For Scandi Standard, the “other” business category represents its efforts to use more of each chicken carcass as raw materials for uses. Revenue for the Ingredient part of this category was down to SEK118 million for the second quarter, and operating income amounted to just SEK5 million. These trends the company attributed mainly to the normalization of energy prices.

By geographical operation, the group’s home business in Sweden generated the highest second-quarter net sales at SEK891 million. It was closely followed by Denmark (SEK852 million), and then Ireland (SEK736 million), Norway (SEK578 million), and Finland (SEK293 million).

By sales channel, retail accounted for the majority of the group’s net sales — SEK2.11 billion of the quarterly total of SEK3.35 billion. Food service generated SEK574 million, exports SEK352 million, and industry/other the remaining SEK311 million. 

Progress on sustainability

For the second quarter of this fiscal year, Scandi Standard reports some significant improvements in its vision “Better Chicken for a Better Life.”

Among the highlights is an 85% reduction in the proportion of its flocks receiving antibiotics. This amounted to just 1.6% of flocks treated during this period. Usage is negligible in Nordic countries, the company reports, so the improvement has mainly occurred in the Republic of Ireland. There, the focus has been on improving the quality of day-old chicks, and on their management in the first 48 hours.

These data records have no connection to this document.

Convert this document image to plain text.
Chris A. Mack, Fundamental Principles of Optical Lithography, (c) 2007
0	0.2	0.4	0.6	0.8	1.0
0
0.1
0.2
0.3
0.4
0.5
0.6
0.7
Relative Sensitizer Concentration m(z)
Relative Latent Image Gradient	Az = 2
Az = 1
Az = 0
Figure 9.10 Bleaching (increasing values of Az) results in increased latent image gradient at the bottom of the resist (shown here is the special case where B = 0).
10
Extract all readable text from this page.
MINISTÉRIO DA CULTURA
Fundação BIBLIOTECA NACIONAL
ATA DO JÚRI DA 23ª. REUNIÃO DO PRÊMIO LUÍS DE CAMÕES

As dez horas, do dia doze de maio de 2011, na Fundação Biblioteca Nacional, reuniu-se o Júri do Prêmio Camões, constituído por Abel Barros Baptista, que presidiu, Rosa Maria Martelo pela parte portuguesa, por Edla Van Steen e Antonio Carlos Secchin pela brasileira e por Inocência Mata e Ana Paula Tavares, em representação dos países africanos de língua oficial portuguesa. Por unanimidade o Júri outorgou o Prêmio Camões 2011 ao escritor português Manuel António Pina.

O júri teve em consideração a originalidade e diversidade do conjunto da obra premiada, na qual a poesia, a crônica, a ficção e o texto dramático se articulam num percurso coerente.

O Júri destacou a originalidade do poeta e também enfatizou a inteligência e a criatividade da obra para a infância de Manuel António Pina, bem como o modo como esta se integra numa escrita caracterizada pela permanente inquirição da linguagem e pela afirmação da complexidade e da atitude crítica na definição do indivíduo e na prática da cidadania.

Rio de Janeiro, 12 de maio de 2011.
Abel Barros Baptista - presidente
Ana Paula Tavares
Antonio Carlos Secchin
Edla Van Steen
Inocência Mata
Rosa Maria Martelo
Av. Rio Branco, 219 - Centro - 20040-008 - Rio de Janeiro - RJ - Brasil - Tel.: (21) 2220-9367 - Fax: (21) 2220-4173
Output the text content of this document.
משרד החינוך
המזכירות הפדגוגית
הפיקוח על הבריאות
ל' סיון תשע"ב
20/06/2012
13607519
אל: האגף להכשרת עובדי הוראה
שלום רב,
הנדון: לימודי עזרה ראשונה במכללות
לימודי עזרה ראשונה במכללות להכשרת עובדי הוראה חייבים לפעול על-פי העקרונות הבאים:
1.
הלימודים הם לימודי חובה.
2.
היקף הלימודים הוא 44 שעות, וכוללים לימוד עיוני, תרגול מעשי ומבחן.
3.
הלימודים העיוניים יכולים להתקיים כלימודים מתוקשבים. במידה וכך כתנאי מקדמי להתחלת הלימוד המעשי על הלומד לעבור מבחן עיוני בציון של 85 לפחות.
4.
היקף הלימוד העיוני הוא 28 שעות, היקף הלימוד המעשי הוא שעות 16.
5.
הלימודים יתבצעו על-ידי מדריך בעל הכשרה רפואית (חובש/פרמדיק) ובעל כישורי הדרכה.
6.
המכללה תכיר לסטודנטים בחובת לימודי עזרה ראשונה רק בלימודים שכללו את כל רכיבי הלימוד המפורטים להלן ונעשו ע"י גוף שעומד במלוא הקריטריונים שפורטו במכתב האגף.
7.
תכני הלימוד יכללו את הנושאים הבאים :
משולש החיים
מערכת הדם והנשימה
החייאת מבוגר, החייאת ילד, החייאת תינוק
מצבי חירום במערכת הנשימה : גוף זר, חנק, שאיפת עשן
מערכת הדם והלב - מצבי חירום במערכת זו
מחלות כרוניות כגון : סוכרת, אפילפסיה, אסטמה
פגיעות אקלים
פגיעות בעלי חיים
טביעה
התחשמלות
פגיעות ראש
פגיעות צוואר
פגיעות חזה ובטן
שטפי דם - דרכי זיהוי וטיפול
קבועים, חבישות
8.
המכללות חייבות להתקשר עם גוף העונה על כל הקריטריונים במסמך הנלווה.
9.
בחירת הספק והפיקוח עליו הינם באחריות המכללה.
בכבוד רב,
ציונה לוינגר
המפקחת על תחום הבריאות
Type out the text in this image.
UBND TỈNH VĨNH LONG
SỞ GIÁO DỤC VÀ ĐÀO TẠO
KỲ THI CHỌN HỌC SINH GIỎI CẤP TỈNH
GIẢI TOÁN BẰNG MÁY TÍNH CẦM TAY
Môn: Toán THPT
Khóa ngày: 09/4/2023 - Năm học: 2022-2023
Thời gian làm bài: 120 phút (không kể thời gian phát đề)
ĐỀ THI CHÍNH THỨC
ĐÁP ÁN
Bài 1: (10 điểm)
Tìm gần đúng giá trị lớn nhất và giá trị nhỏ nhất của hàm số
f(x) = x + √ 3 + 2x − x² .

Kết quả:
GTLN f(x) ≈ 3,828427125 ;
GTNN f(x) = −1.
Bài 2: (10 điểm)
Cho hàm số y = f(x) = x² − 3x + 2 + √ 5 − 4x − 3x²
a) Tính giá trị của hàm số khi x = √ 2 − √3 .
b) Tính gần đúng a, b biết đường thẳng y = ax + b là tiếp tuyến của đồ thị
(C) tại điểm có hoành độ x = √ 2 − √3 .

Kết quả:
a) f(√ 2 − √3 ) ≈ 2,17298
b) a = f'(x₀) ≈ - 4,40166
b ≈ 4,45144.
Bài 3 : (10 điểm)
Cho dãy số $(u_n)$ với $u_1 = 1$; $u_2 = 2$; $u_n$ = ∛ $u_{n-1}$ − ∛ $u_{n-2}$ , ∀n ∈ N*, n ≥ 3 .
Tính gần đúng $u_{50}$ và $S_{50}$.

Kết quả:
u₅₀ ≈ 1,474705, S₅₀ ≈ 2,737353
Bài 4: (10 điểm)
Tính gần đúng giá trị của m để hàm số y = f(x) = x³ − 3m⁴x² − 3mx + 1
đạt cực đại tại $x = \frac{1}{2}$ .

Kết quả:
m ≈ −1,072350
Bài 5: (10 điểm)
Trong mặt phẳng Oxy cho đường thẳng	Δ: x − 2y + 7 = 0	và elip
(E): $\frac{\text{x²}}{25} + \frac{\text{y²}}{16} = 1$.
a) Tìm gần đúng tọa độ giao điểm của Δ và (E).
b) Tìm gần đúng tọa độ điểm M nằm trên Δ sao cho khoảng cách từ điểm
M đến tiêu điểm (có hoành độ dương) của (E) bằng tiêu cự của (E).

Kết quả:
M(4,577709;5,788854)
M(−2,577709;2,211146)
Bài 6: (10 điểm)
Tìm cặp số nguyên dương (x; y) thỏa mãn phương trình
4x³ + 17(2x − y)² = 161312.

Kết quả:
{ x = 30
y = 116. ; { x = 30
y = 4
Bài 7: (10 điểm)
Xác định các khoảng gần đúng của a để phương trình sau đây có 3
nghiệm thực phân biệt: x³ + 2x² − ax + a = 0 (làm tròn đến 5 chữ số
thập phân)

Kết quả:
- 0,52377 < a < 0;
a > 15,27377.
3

By international standards, average foot pad scores by Scandi Standard have been “good” over the past three years at less than 15. For the latest quarter, the score has been 4.3 — a significant improvement from the comparable period. Again this was driven by changes in the Irish operations to feed formulations and bedding composition, according to the company.

Scandi Standard is reporting a 4% year-on-year reduction in carbon dioxide (CO2) emissions from its own operations at 75.7g CO2e per kilo of product for the April-June period. This improvement is attributed to updated CO2 figures from national grids, higher chicken production volumes, and the change to district heating from propane in Norway. 

More on Scandi Standard

Based in Sweden, Scandi Standard also manufactures, markets, and sells a range of foods based on chicken also in other Nordic countries (Denmark, Finland, and Norway) and the Republic of Ireland. It is also has a table egg business in Norway. 

With annual slaughterings of around 178 million birds, Scandi Standard is easily within the Top 20 largest poultry companies in Europe, according to WATTPoultry.com’s Top Poultry Companies survey.

For its last full financial year, the Group reported net sales of more than SEK13.04 billion, and adjusted EBIT of SKR457 million. These figures represented year-on-year increases of 4% and 57%, respectively.

Through its Finnish subsidiary Naapurin Maalaiskana, Scandi Standard entered into a binding agreement to acquire the assets of Landeli Oy in January of this year. The acquisition of the ready-to-eat meat and poultry processing business in Honkajoki was expected to develop Scandi Standard's operations in Finland.